Pre-service teacher discourses: Authoring selves through multimodal compositions
J. Bishop. Digital Culture & Education1 (1):
This article explores the use of digital and multimodal compositions among preservice elementary education students in a university language and literacy methods course. Furthermore, this piece argues for the inclusion of multimodal representation in our literacy courses given the changes in our digital landscape and the ever-increasing multimodality of our representational and communicational means online. This research aligns with a burgeoning collection of literature, namely New Literacies (Knobel & Lankshear, 2007) and multimodality (Kress & van Leeuwen, 2001). In addition, this research merges with ‘traditional’ print-based literacy pedagogies that argue for models of teacher learning that foreground opportunities to ‘do’ digital composition in order to more effectively prepare students for 21st century literacy skills in epistemologically diverse digital environments.

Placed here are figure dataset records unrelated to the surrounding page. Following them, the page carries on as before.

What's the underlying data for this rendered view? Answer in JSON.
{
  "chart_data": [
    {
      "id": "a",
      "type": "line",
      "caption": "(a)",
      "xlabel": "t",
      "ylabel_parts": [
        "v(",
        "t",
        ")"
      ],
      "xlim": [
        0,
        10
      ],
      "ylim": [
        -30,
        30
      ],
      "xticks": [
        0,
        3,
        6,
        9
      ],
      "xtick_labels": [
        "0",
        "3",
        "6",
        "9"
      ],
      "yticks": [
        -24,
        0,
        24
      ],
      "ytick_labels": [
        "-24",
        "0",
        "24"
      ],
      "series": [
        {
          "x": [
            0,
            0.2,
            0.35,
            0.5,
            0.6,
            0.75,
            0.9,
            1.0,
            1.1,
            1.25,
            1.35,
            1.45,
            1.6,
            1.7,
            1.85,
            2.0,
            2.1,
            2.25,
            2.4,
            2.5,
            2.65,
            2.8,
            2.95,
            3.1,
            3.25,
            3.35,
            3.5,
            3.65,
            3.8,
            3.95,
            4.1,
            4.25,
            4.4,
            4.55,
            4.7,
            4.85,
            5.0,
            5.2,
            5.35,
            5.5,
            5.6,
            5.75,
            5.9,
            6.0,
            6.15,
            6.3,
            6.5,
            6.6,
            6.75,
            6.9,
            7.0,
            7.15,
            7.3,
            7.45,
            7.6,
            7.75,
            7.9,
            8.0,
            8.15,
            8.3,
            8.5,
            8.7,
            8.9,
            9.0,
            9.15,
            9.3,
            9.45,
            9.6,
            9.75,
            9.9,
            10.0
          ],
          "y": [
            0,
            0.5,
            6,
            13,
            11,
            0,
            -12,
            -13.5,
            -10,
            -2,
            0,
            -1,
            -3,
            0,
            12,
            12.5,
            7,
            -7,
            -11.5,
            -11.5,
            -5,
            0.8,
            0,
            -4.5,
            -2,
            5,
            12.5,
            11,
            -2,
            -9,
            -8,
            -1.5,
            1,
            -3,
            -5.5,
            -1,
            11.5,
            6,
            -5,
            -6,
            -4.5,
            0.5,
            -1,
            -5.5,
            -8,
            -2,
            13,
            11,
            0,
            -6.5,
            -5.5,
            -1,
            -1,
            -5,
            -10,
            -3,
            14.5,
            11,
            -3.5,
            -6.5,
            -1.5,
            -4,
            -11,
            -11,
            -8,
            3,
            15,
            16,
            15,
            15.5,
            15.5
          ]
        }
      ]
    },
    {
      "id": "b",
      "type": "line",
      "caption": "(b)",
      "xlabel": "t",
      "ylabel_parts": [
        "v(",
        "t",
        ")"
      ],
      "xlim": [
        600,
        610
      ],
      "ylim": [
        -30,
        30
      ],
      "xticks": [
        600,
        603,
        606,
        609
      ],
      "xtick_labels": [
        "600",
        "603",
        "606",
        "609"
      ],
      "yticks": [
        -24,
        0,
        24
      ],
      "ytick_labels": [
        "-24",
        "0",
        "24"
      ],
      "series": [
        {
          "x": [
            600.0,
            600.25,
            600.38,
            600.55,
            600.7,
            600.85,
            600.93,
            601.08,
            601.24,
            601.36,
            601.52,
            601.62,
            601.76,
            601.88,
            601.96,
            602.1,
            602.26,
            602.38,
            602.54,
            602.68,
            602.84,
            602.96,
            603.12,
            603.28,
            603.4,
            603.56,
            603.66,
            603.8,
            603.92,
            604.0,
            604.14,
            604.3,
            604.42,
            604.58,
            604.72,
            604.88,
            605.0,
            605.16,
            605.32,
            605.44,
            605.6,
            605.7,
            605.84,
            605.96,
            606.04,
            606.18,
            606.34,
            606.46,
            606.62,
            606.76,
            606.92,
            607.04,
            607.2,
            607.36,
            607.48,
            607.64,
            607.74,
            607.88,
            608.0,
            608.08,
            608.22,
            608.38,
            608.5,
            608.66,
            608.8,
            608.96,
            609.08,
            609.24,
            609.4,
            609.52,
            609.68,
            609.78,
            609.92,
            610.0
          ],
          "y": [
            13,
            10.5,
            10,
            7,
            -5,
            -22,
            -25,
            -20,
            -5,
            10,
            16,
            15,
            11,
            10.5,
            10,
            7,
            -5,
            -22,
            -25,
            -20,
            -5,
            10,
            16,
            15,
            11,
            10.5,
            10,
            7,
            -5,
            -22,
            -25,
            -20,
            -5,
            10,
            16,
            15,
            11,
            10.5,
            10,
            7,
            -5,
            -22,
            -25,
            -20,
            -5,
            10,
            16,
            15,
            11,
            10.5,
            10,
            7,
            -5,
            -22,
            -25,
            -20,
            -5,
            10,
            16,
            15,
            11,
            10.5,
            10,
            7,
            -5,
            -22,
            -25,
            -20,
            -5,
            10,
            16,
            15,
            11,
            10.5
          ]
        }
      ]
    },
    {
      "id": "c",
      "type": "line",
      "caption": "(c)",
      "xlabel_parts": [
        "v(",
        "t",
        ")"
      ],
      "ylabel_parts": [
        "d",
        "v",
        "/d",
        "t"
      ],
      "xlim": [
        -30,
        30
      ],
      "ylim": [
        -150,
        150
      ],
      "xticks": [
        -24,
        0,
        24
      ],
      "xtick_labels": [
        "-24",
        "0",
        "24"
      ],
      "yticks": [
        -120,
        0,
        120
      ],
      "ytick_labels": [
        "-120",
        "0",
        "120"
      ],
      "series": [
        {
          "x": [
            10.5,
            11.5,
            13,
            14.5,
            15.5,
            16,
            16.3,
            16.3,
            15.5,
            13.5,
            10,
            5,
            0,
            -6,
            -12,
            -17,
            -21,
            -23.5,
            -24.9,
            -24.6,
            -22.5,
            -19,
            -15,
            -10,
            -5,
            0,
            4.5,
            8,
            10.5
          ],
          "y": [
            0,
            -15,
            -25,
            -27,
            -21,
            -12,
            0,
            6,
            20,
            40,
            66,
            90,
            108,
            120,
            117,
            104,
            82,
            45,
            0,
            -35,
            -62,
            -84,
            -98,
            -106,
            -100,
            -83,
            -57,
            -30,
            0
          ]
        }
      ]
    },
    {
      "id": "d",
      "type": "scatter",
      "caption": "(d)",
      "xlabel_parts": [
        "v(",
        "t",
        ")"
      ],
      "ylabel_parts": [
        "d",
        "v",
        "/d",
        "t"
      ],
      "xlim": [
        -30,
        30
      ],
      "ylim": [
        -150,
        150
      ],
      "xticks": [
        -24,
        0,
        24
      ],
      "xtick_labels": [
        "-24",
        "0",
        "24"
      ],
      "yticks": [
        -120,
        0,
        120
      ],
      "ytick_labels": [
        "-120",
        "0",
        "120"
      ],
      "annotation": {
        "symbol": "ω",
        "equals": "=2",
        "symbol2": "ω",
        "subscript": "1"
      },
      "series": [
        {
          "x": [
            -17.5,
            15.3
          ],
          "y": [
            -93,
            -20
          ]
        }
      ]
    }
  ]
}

A combination of discourse and multimodal analysis provides a means to couple both linguistic and semiotic data to examine how multimodal design functions in the construction of teacher identities and how the flexibility of these identities in turn work to prepare new teachers for successful transitions into public school cultures. In other words, how might the practice of multimedia production, and reflection on those processes, foster a deeper self-awareness during a time when students are moving from university settings into public schools? This article argues that multimodal text design is dialogic and purposeful with regards to constructions of teacher identities and highlights two ‘Digital Literacy Projects,’ multimodal video compositions designed and produced by preservice teachers with video editing software. The two DLPs contrast the potential for authors to stabilize and/or improvise formations of identity, both which create opportunities to engage in praxis that merge university experiences with public school responsibilities.
Uses Dorothy Holland's notion of a 'space for authoring'.